"Terminator Salvation" unfolds in a world of rubble and asphalt and steel and dirt and blood. Actually, unfolds is too weak a verb. The film explodes, coming at you like shrapnel. It is an unbroken series of action sequences that aim to make you duck and cower in your seat. It's a brutal portrait of a barbaric world where a human resistance movement and homicidal robots battle for survival.
Compared with James Cameron's thought-provoking action classics "Terminator" and "T2," this is a powerfully dumb movie. The earlier films told sprawling stories that interwove disparate threads to create a coherent whole. This one strains our credibility with its epic unlikelihoods, and tries to camouflage them with nonstop paroxysms. But it is undeniably exciting on a visceral level, and for many that will be enough.
The film is set in 2018 in nuke-blighted California, a lifeless moonscape full of two-lane highways and derelict buildings. It's an environment ideal for relentless pursuit and anxious hide-and-seek. And that is pretty much the daily grind for John Connor (Christian Bale) and his beleaguered band of brothers (plus a few nubile sisters).
They carry out risky assaults against SKYNET, the self-aware military computer network committed to eradicating humanity. The rebels score a few successes in these battles, but at awful cost. The odds of a human defeating a Terminator are about the same as a frog overpowering a lawn mower. The population of survivors dwindles with every turbulent scene.
The film proceeds with video-game logic. The humans have a chance to strike at the heart of SKYNET by jamming the communications link to its army of high-tech killers. But that goal can be interrupted at any moment by an onslaught of unmanned fighter jets, motorcycles or even mechanical eels patrolling the rivers.
There are color-by-number characters here. Connor is a stoic hero and mankind's link with the future: He shares many dewey-eyed looks with his fulsomely pregnant wife (Bryce Dallas Howard). Kyle Reese (Anton Yelchin) is the foolhardy teenager who matures in battle. Marcus Wright (Sam Worthington) fights alongside both, a tough convict with a mysterious background and motives. They spout hackneyed action movie dialogue, occasionally recycling trademark lines from earlier "Terminator" films. But in this kind of film, action speaks louder, and in "Terminator Salvation" it practically shouts itself hoarse.

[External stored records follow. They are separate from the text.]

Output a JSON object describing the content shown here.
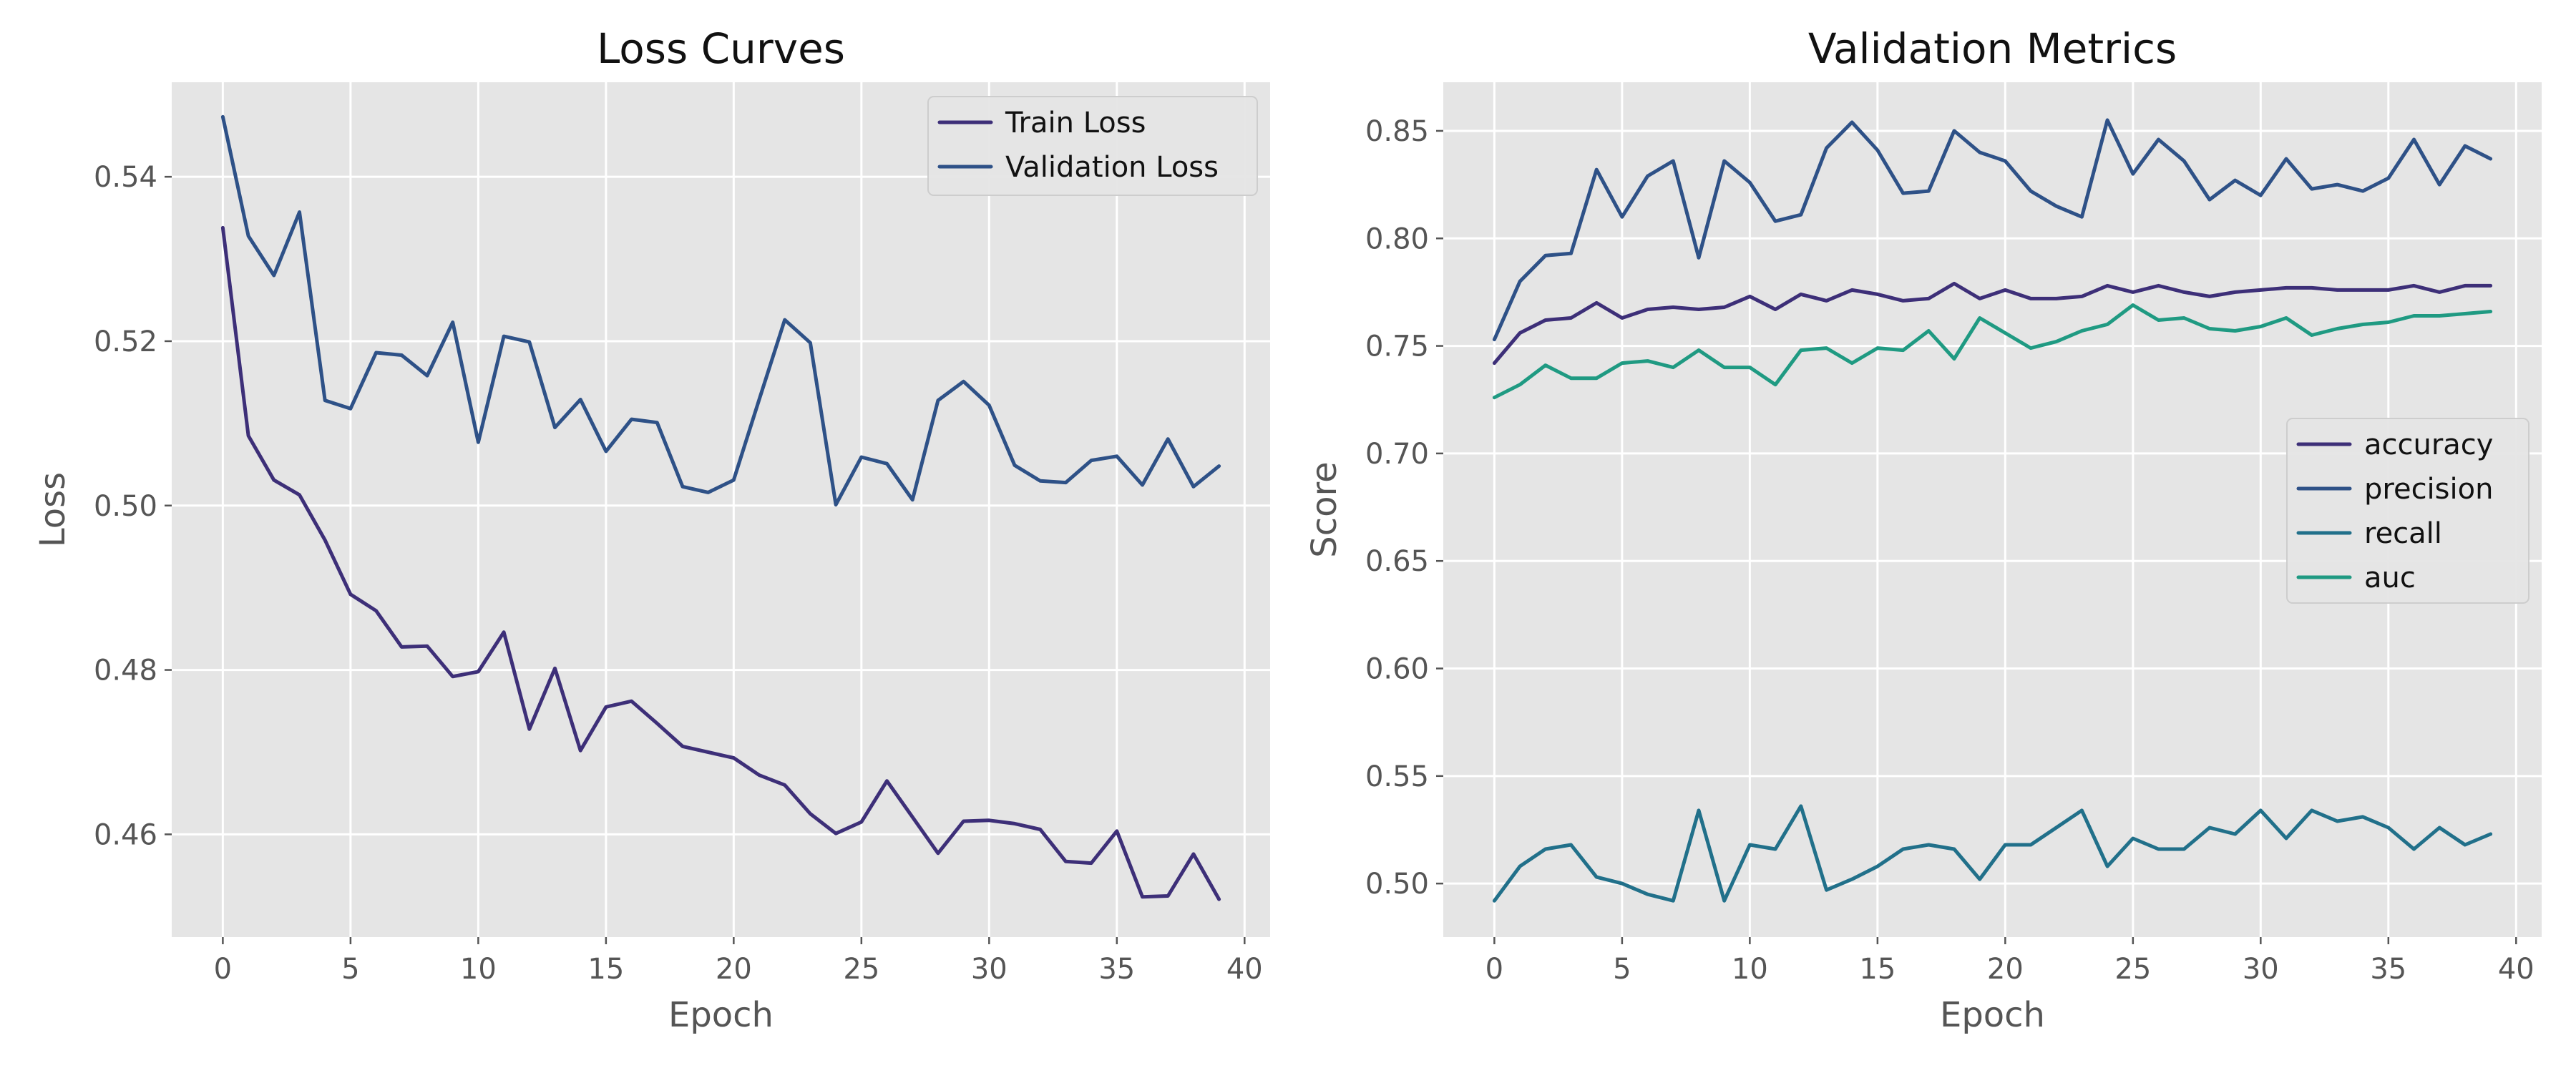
{
  "chart_data": [
    {
      "type": "line",
      "title": "Loss Curves",
      "xlabel": "Epoch",
      "ylabel": "Loss",
      "xlim": [
        -2,
        41
      ],
      "ylim": [
        0.4475,
        0.5515
      ],
      "xticks": [
        0,
        5,
        10,
        15,
        20,
        25,
        30,
        35,
        40
      ],
      "yticks": [
        0.46,
        0.48,
        0.5,
        0.52,
        0.54
      ],
      "grid": true,
      "legend_position": "top-right",
      "x": [
        0,
        1,
        2,
        3,
        4,
        5,
        6,
        7,
        8,
        9,
        10,
        11,
        12,
        13,
        14,
        15,
        16,
        17,
        18,
        19,
        20,
        21,
        22,
        23,
        24,
        25,
        26,
        27,
        28,
        29,
        30,
        31,
        32,
        33,
        34,
        35,
        36,
        37,
        38,
        39
      ],
      "series": [
        {
          "name": "Train Loss",
          "color": "#3d2f78",
          "values": [
            0.5338,
            0.5085,
            0.5031,
            0.5013,
            0.4958,
            0.4892,
            0.4872,
            0.4828,
            0.4829,
            0.4792,
            0.4798,
            0.4846,
            0.4728,
            0.4802,
            0.4702,
            0.4755,
            0.4762,
            0.4735,
            0.4707,
            0.47,
            0.4693,
            0.4672,
            0.466,
            0.4625,
            0.4601,
            0.4615,
            0.4665,
            0.4621,
            0.4577,
            0.4616,
            0.4617,
            0.4613,
            0.4606,
            0.4567,
            0.4565,
            0.4604,
            0.4524,
            0.4525,
            0.4576,
            0.4521
          ]
        },
        {
          "name": "Validation Loss",
          "color": "#2e5187",
          "values": [
            0.5473,
            0.5328,
            0.528,
            0.5357,
            0.5128,
            0.5118,
            0.5186,
            0.5183,
            0.5158,
            0.5223,
            0.5077,
            0.5206,
            0.5199,
            0.5095,
            0.5129,
            0.5066,
            0.5105,
            0.5101,
            0.5023,
            0.5016,
            0.5031,
            0.5129,
            0.5226,
            0.5198,
            0.5001,
            0.5059,
            0.5051,
            0.5007,
            0.5128,
            0.5151,
            0.5122,
            0.5049,
            0.503,
            0.5028,
            0.5055,
            0.506,
            0.5025,
            0.5081,
            0.5023,
            0.5048
          ]
        }
      ]
    },
    {
      "type": "line",
      "title": "Validation Metrics",
      "xlabel": "Epoch",
      "ylabel": "Score",
      "xlim": [
        -2,
        41
      ],
      "ylim": [
        0.4751,
        0.8726
      ],
      "xticks": [
        0,
        5,
        10,
        15,
        20,
        25,
        30,
        35,
        40
      ],
      "yticks": [
        0.5,
        0.55,
        0.6,
        0.65,
        0.7,
        0.75,
        0.8,
        0.85
      ],
      "grid": true,
      "legend_position": "center-right",
      "x": [
        0,
        1,
        2,
        3,
        4,
        5,
        6,
        7,
        8,
        9,
        10,
        11,
        12,
        13,
        14,
        15,
        16,
        17,
        18,
        19,
        20,
        21,
        22,
        23,
        24,
        25,
        26,
        27,
        28,
        29,
        30,
        31,
        32,
        33,
        34,
        35,
        36,
        37,
        38,
        39
      ],
      "series": [
        {
          "name": "accuracy",
          "color": "#3d2f78",
          "values": [
            0.742,
            0.756,
            0.762,
            0.763,
            0.77,
            0.763,
            0.767,
            0.768,
            0.767,
            0.768,
            0.773,
            0.767,
            0.774,
            0.771,
            0.776,
            0.774,
            0.771,
            0.772,
            0.779,
            0.772,
            0.776,
            0.772,
            0.772,
            0.773,
            0.778,
            0.775,
            0.778,
            0.775,
            0.773,
            0.775,
            0.776,
            0.777,
            0.777,
            0.776,
            0.776,
            0.776,
            0.778,
            0.775,
            0.778,
            0.778
          ]
        },
        {
          "name": "precision",
          "color": "#2e5187",
          "values": [
            0.753,
            0.78,
            0.792,
            0.793,
            0.832,
            0.81,
            0.829,
            0.836,
            0.791,
            0.836,
            0.826,
            0.808,
            0.811,
            0.842,
            0.854,
            0.841,
            0.821,
            0.822,
            0.85,
            0.84,
            0.836,
            0.822,
            0.815,
            0.81,
            0.855,
            0.83,
            0.846,
            0.836,
            0.818,
            0.827,
            0.82,
            0.837,
            0.823,
            0.825,
            0.822,
            0.828,
            0.846,
            0.825,
            0.843,
            0.837
          ]
        },
        {
          "name": "recall",
          "color": "#21708a",
          "values": [
            0.492,
            0.508,
            0.516,
            0.518,
            0.503,
            0.5,
            0.495,
            0.492,
            0.534,
            0.492,
            0.518,
            0.516,
            0.536,
            0.497,
            0.502,
            0.508,
            0.516,
            0.518,
            0.516,
            0.502,
            0.518,
            0.518,
            0.526,
            0.534,
            0.508,
            0.521,
            0.516,
            0.516,
            0.526,
            0.523,
            0.534,
            0.521,
            0.534,
            0.529,
            0.531,
            0.526,
            0.516,
            0.526,
            0.518,
            0.523
          ]
        },
        {
          "name": "auc",
          "color": "#1f9a82",
          "values": [
            0.726,
            0.732,
            0.741,
            0.735,
            0.735,
            0.742,
            0.743,
            0.74,
            0.748,
            0.74,
            0.74,
            0.732,
            0.748,
            0.749,
            0.742,
            0.749,
            0.748,
            0.757,
            0.744,
            0.763,
            0.756,
            0.749,
            0.752,
            0.757,
            0.76,
            0.769,
            0.762,
            0.763,
            0.758,
            0.757,
            0.759,
            0.763,
            0.755,
            0.758,
            0.76,
            0.761,
            0.764,
            0.764,
            0.765,
            0.766
          ]
        }
      ]
    }
  ]
}
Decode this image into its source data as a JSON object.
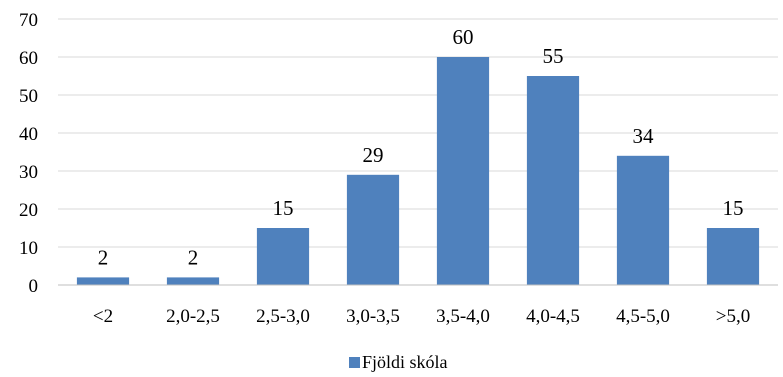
{
  "chart_data": {
    "type": "bar",
    "categories": [
      "<2",
      "2,0-2,5",
      "2,5-3,0",
      "3,0-3,5",
      "3,5-4,0",
      "4,0-4,5",
      "4,5-5,0",
      ">5,0"
    ],
    "series": [
      {
        "name": "Fjöldi skóla",
        "values": [
          2,
          2,
          15,
          29,
          60,
          55,
          34,
          15
        ],
        "color": "#4f81bd"
      }
    ],
    "ylim": [
      0,
      70
    ],
    "yticks": [
      0,
      10,
      20,
      30,
      40,
      50,
      60,
      70
    ],
    "grid": true,
    "gridColor": "#d9d9d9",
    "legend": "bottom"
  }
}
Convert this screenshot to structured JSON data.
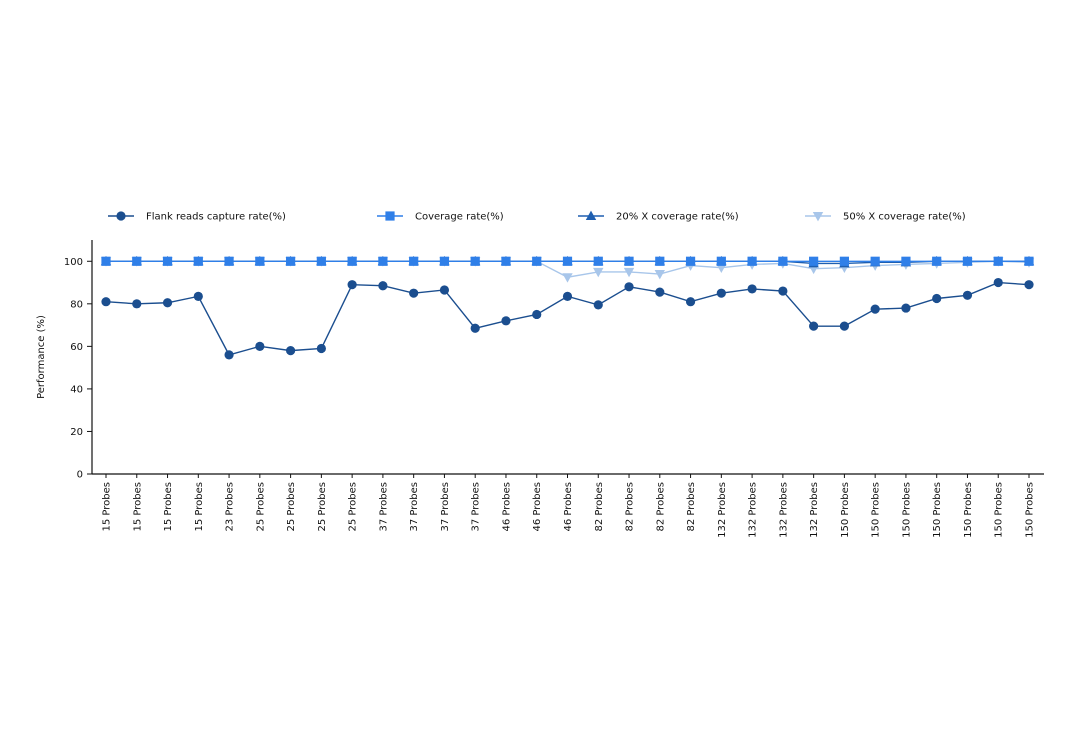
{
  "chart_data": {
    "type": "line",
    "title": "",
    "xlabel": "",
    "ylabel": "Performance (%)",
    "ylim": [
      0,
      110
    ],
    "yticks": [
      0,
      20,
      40,
      60,
      80,
      100
    ],
    "grid": false,
    "legend_position": "top",
    "categories": [
      "15 Probes",
      "15 Probes",
      "15 Probes",
      "15 Probes",
      "23 Probes",
      "25 Probes",
      "25 Probes",
      "25 Probes",
      "25 Probes",
      "37 Probes",
      "37 Probes",
      "37 Probes",
      "37 Probes",
      "46 Probes",
      "46 Probes",
      "46 Probes",
      "82 Probes",
      "82 Probes",
      "82 Probes",
      "82 Probes",
      "132 Probes",
      "132 Probes",
      "132 Probes",
      "132 Probes",
      "150 Probes",
      "150 Probes",
      "150 Probes",
      "150 Probes",
      "150 Probes",
      "150 Probes",
      "150 Probes"
    ],
    "series": [
      {
        "name": "Flank reads capture rate(%)",
        "marker": "circle",
        "color": "#1b4e8f",
        "values": [
          81,
          80,
          80.5,
          83.5,
          56,
          60,
          58,
          59,
          89,
          88.5,
          85,
          86.5,
          68.5,
          72,
          75,
          83.5,
          79.5,
          88,
          85.5,
          81,
          85,
          87,
          86,
          69.5,
          69.5,
          77.5,
          78,
          82.5,
          84,
          90,
          89
        ]
      },
      {
        "name": "Coverage rate(%)",
        "marker": "square",
        "color": "#2f7fe8",
        "values": [
          100,
          100,
          100,
          100,
          100,
          100,
          100,
          100,
          100,
          100,
          100,
          100,
          100,
          100,
          100,
          100,
          100,
          100,
          100,
          100,
          100,
          100,
          100,
          100,
          100,
          100,
          100,
          100,
          100,
          100,
          100
        ]
      },
      {
        "name": "20% X coverage rate(%)",
        "marker": "triangle-up",
        "color": "#1f5fb0",
        "values": [
          100,
          100,
          100,
          100,
          100,
          100,
          100,
          100,
          100,
          100,
          100,
          100,
          100,
          100,
          100,
          100,
          100,
          100,
          100,
          100,
          100,
          100,
          100,
          99,
          99,
          99.5,
          99.5,
          100,
          100,
          100,
          100
        ]
      },
      {
        "name": "50% X coverage rate(%)",
        "marker": "triangle-down",
        "color": "#a8c6ea",
        "values": [
          100,
          100,
          100,
          100,
          100,
          100,
          100,
          100,
          100,
          100,
          100,
          100,
          100,
          100,
          100,
          92.5,
          95,
          95,
          94,
          98,
          97,
          98.5,
          99,
          96.5,
          97,
          98,
          98.5,
          99,
          99.5,
          100,
          99.5
        ]
      }
    ]
  }
}
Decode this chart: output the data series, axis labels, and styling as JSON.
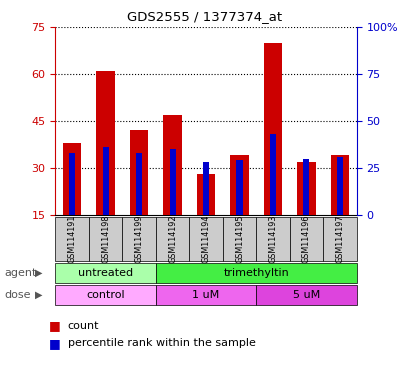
{
  "title": "GDS2555 / 1377374_at",
  "samples": [
    "GSM114191",
    "GSM114198",
    "GSM114199",
    "GSM114192",
    "GSM114194",
    "GSM114195",
    "GSM114193",
    "GSM114196",
    "GSM114197"
  ],
  "count_values": [
    38,
    61,
    42,
    47,
    28,
    34,
    70,
    32,
    34
  ],
  "percentile_values": [
    33,
    36,
    33,
    35,
    28,
    29,
    43,
    30,
    31
  ],
  "ylim_left": [
    15,
    75
  ],
  "ylim_right": [
    0,
    100
  ],
  "yticks_left": [
    15,
    30,
    45,
    60,
    75
  ],
  "yticks_right": [
    0,
    25,
    50,
    75,
    100
  ],
  "ytick_labels_right": [
    "0",
    "25",
    "50",
    "75",
    "100%"
  ],
  "bar_color_red": "#cc0000",
  "bar_color_blue": "#0000cc",
  "bar_width": 0.55,
  "blue_bar_width": 0.18,
  "agent_groups": [
    {
      "label": "untreated",
      "span": [
        0,
        3
      ],
      "color": "#aaffaa"
    },
    {
      "label": "trimethyltin",
      "span": [
        3,
        9
      ],
      "color": "#44ee44"
    }
  ],
  "dose_groups": [
    {
      "label": "control",
      "span": [
        0,
        3
      ],
      "color": "#ffaaff"
    },
    {
      "label": "1 uM",
      "span": [
        3,
        6
      ],
      "color": "#ee66ee"
    },
    {
      "label": "5 uM",
      "span": [
        6,
        9
      ],
      "color": "#dd44dd"
    }
  ],
  "axis_color_left": "#cc0000",
  "axis_color_right": "#0000cc",
  "sample_cell_color": "#cccccc",
  "legend_red_label": "count",
  "legend_blue_label": "percentile rank within the sample",
  "agent_label": "agent",
  "dose_label": "dose"
}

Director McG ("Charlie's Angels") doesn't seem fully comfortable with the hypermasculine, humorless tone of the story. His showcase scenes betray the strain of creating them -- there's a sheen of flop sweat over the whole enterprise. In one memorable continuous shot, we stay right beside Connor as he battles Terminators, jumps into a helicopter, lifts off, loses control, crashes upside down, stumbles from the wreckage and fights some more. It's an impressive technical achievement, but it's such a showy piece of work that it pulls you out of the drama.
The Terminator franchise was built on thrills, imagination, narrative, emotion, believability, character development and watchability. "Terminator Salvation" has plenty of thrills.